How would someone use that code to hack into my GV account? Wouldn't they also need to know my password or have access to my e-mail account to login or to reset your password?

[teraflop]

Because OP specifically mentioned Google Voice, my guess is that it was a phone number "ownership" code, rather than a 2FA code per se.

The attacker was probably trying to create a new Google Voice account forwarding to OP's phone number. They could then use the new GV account as its own "legitimate" phone number in order to engage in other scams.

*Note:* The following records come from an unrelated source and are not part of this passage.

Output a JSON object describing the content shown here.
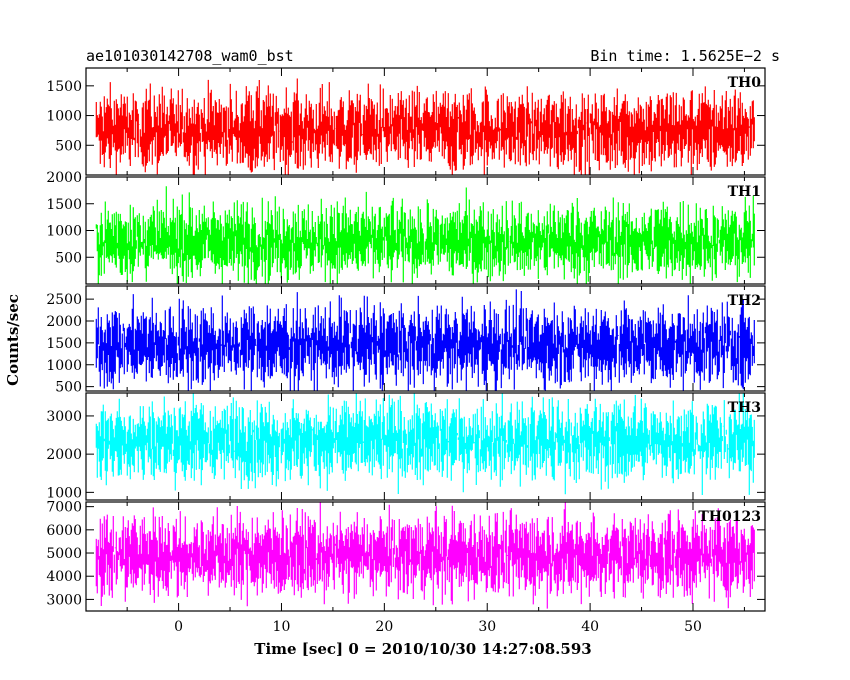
{
  "header": {
    "left": "ae101030142708_wam0_bst",
    "right": "Bin time: 1.5625E−2 s"
  },
  "chart_data": {
    "type": "line",
    "xlabel": "Time [sec] 0 = 2010/10/30 14:27:08.593",
    "ylabel": "Counts/sec",
    "xlim": [
      -9,
      57
    ],
    "x_ticks": [
      "0",
      "10",
      "20",
      "30",
      "40",
      "50"
    ],
    "x_start": -8,
    "x_end": 56,
    "series": [
      {
        "name": "TH0",
        "color": "#ff0000",
        "ylim": [
          0,
          1800
        ],
        "y_ticks": [
          "500",
          "1000",
          "1500"
        ],
        "base": 750,
        "spread": 600
      },
      {
        "name": "TH1",
        "color": "#00ff00",
        "ylim": [
          0,
          2000
        ],
        "y_ticks": [
          "500",
          "1000",
          "1500",
          "2000"
        ],
        "base": 800,
        "spread": 650
      },
      {
        "name": "TH2",
        "color": "#0000ff",
        "ylim": [
          400,
          2800
        ],
        "y_ticks": [
          "500",
          "1000",
          "1500",
          "2000",
          "2500"
        ],
        "base": 1450,
        "spread": 850
      },
      {
        "name": "TH3",
        "color": "#00ffff",
        "ylim": [
          800,
          3600
        ],
        "y_ticks": [
          "1000",
          "2000",
          "3000"
        ],
        "base": 2350,
        "spread": 950
      },
      {
        "name": "TH0123",
        "color": "#ff00ff",
        "ylim": [
          2500,
          7200
        ],
        "y_ticks": [
          "3000",
          "4000",
          "5000",
          "6000",
          "7000"
        ],
        "base": 4900,
        "spread": 1600
      }
    ]
  }
}
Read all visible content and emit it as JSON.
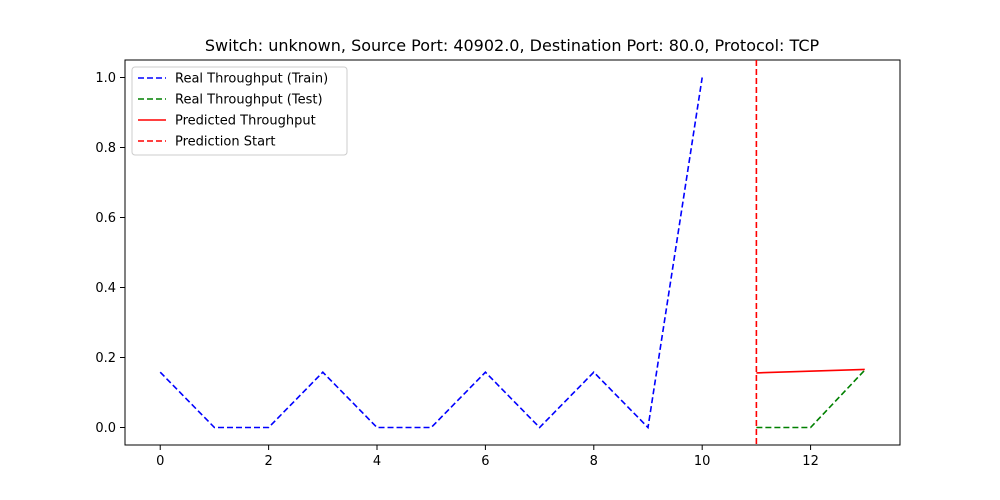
{
  "chart_data": {
    "type": "line",
    "title": "Switch: unknown, Source Port: 40902.0, Destination Port: 80.0, Protocol: TCP",
    "xlabel": "",
    "ylabel": "",
    "xlim": [
      -0.65,
      13.65
    ],
    "ylim": [
      -0.05,
      1.05
    ],
    "xticks": [
      0,
      2,
      4,
      6,
      8,
      10,
      12
    ],
    "yticks": [
      0.0,
      0.2,
      0.4,
      0.6,
      0.8,
      1.0
    ],
    "xtick_labels": [
      "0",
      "2",
      "4",
      "6",
      "8",
      "10",
      "12"
    ],
    "ytick_labels": [
      "0.0",
      "0.2",
      "0.4",
      "0.6",
      "0.8",
      "1.0"
    ],
    "grid": false,
    "legend_position": "top-left",
    "series": [
      {
        "name": "Real Throughput (Train)",
        "color": "#0000ff",
        "style": "dashed",
        "x": [
          0,
          1,
          2,
          3,
          4,
          5,
          6,
          7,
          8,
          9,
          10
        ],
        "y": [
          0.158,
          0.0,
          0.0,
          0.158,
          0.0,
          0.0,
          0.158,
          0.0,
          0.158,
          0.0,
          1.0
        ]
      },
      {
        "name": "Real Throughput (Test)",
        "color": "#008000",
        "style": "dashed",
        "x": [
          11,
          12,
          13
        ],
        "y": [
          0.0,
          0.0,
          0.164
        ]
      },
      {
        "name": "Predicted Throughput",
        "color": "#ff0000",
        "style": "solid",
        "x": [
          11,
          13
        ],
        "y": [
          0.156,
          0.166
        ]
      }
    ],
    "vlines": [
      {
        "name": "Prediction Start",
        "x": 11,
        "color": "#ff0000",
        "style": "dashed"
      }
    ],
    "legend": [
      {
        "label": "Real Throughput (Train)",
        "color": "#0000ff",
        "style": "dashed"
      },
      {
        "label": "Real Throughput (Test)",
        "color": "#008000",
        "style": "dashed"
      },
      {
        "label": "Predicted Throughput",
        "color": "#ff0000",
        "style": "solid"
      },
      {
        "label": "Prediction Start",
        "color": "#ff0000",
        "style": "dashed"
      }
    ]
  }
}
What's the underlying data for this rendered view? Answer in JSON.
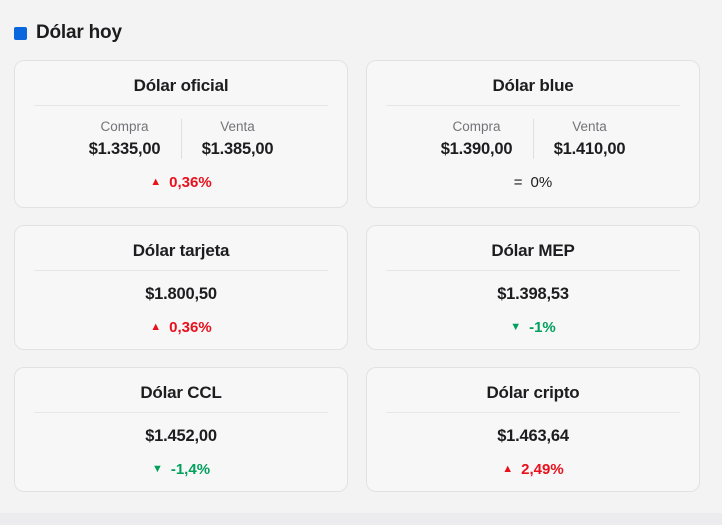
{
  "header": {
    "title": "Dólar hoy"
  },
  "labels": {
    "buy": "Compra",
    "sell": "Venta"
  },
  "colors": {
    "accent": "#0a66dd",
    "up": "#e8101b",
    "down": "#00a05c",
    "page_bg": "#f3f3f4"
  },
  "glyphs": {
    "up": {
      "char": "▲",
      "icon": "up-triangle-icon"
    },
    "down": {
      "char": "▼",
      "icon": "down-triangle-icon"
    },
    "neutral": {
      "char": "=",
      "icon": "equals-icon"
    }
  },
  "cards": [
    {
      "title": "Dólar oficial",
      "type": "buy_sell",
      "buy": "$1.335,00",
      "sell": "$1.385,00",
      "change": "0,36%",
      "direction": "up"
    },
    {
      "title": "Dólar blue",
      "type": "buy_sell",
      "buy": "$1.390,00",
      "sell": "$1.410,00",
      "change": "0%",
      "direction": "neutral"
    },
    {
      "title": "Dólar tarjeta",
      "type": "single",
      "value": "$1.800,50",
      "change": "0,36%",
      "direction": "up"
    },
    {
      "title": "Dólar MEP",
      "type": "single",
      "value": "$1.398,53",
      "change": "-1%",
      "direction": "down"
    },
    {
      "title": "Dólar CCL",
      "type": "single",
      "value": "$1.452,00",
      "change": "-1,4%",
      "direction": "down"
    },
    {
      "title": "Dólar cripto",
      "type": "single",
      "value": "$1.463,64",
      "change": "2,49%",
      "direction": "up"
    }
  ]
}
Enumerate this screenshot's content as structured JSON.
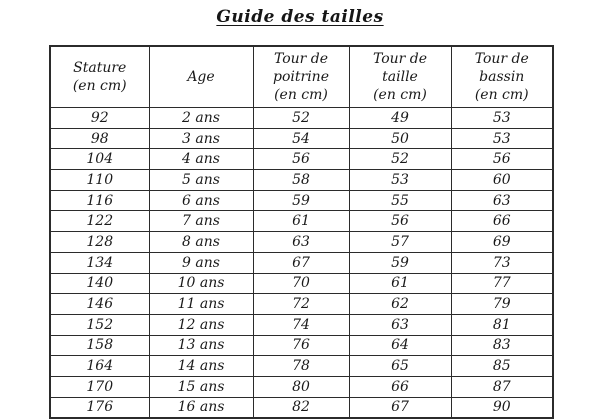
{
  "title": "Guide des tailles",
  "colors": {
    "background": "#ffffff",
    "border": "#2b2b2b",
    "text": "#1a1a1a"
  },
  "table": {
    "headers": [
      "Stature\n(en cm)",
      "Age",
      "Tour de\npoitrine\n(en cm)",
      "Tour de\ntaille\n(en cm)",
      "Tour de\nbassin\n(en cm)"
    ],
    "rows": [
      [
        "92",
        "2 ans",
        "52",
        "49",
        "53"
      ],
      [
        "98",
        "3 ans",
        "54",
        "50",
        "53"
      ],
      [
        "104",
        "4 ans",
        "56",
        "52",
        "56"
      ],
      [
        "110",
        "5 ans",
        "58",
        "53",
        "60"
      ],
      [
        "116",
        "6 ans",
        "59",
        "55",
        "63"
      ],
      [
        "122",
        "7 ans",
        "61",
        "56",
        "66"
      ],
      [
        "128",
        "8 ans",
        "63",
        "57",
        "69"
      ],
      [
        "134",
        "9 ans",
        "67",
        "59",
        "73"
      ],
      [
        "140",
        "10 ans",
        "70",
        "61",
        "77"
      ],
      [
        "146",
        "11 ans",
        "72",
        "62",
        "79"
      ],
      [
        "152",
        "12 ans",
        "74",
        "63",
        "81"
      ],
      [
        "158",
        "13 ans",
        "76",
        "64",
        "83"
      ],
      [
        "164",
        "14 ans",
        "78",
        "65",
        "85"
      ],
      [
        "170",
        "15 ans",
        "80",
        "66",
        "87"
      ],
      [
        "176",
        "16 ans",
        "82",
        "67",
        "90"
      ]
    ]
  }
}
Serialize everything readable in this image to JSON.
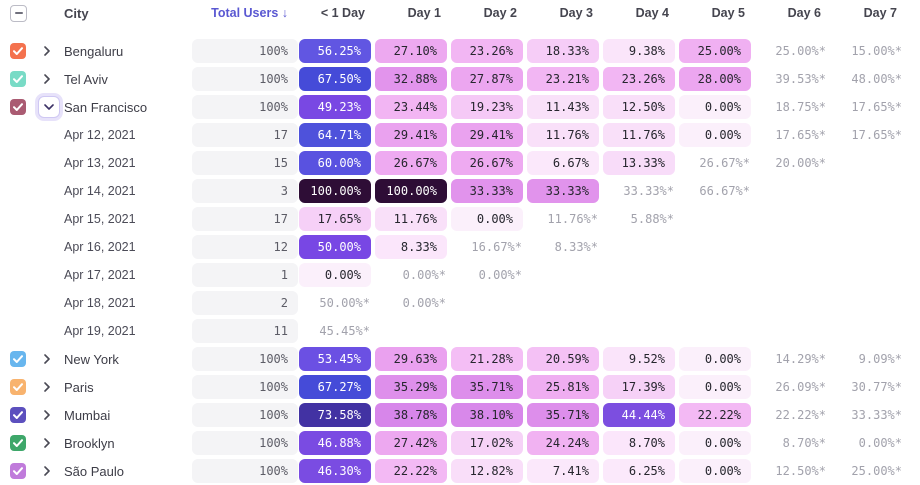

(Alternatively, OP's password might have already been compromised, and this was the last stage of a targeted attack by someone trying to get into their account.)

[TomVDB]

They don’t.

They want to link a new GV account to a real phone number that is not theirs, so that they can use the GV number for other scams.

It only works when your phone number doesn’t already have a GV linked to it.

[bagels]

Wouldn't the victim have to send the code back to the scammer for it all to work?

[avidiax]

Hey! I want to buy your used Ikea furniture!

Just a quick safety precaution to make sure: I'm going to text you a code, can you just send it back to me to confirm?

Thanks!

[fastball]

Seems easier to just buy a SIM card for cash, no?

[Jolter]

I don’t use GV, but presumably if they can make Google send you an auth SMS then they have already input your password. I’m guessing it was leaked in some big password leak, and not phished at an earlier time.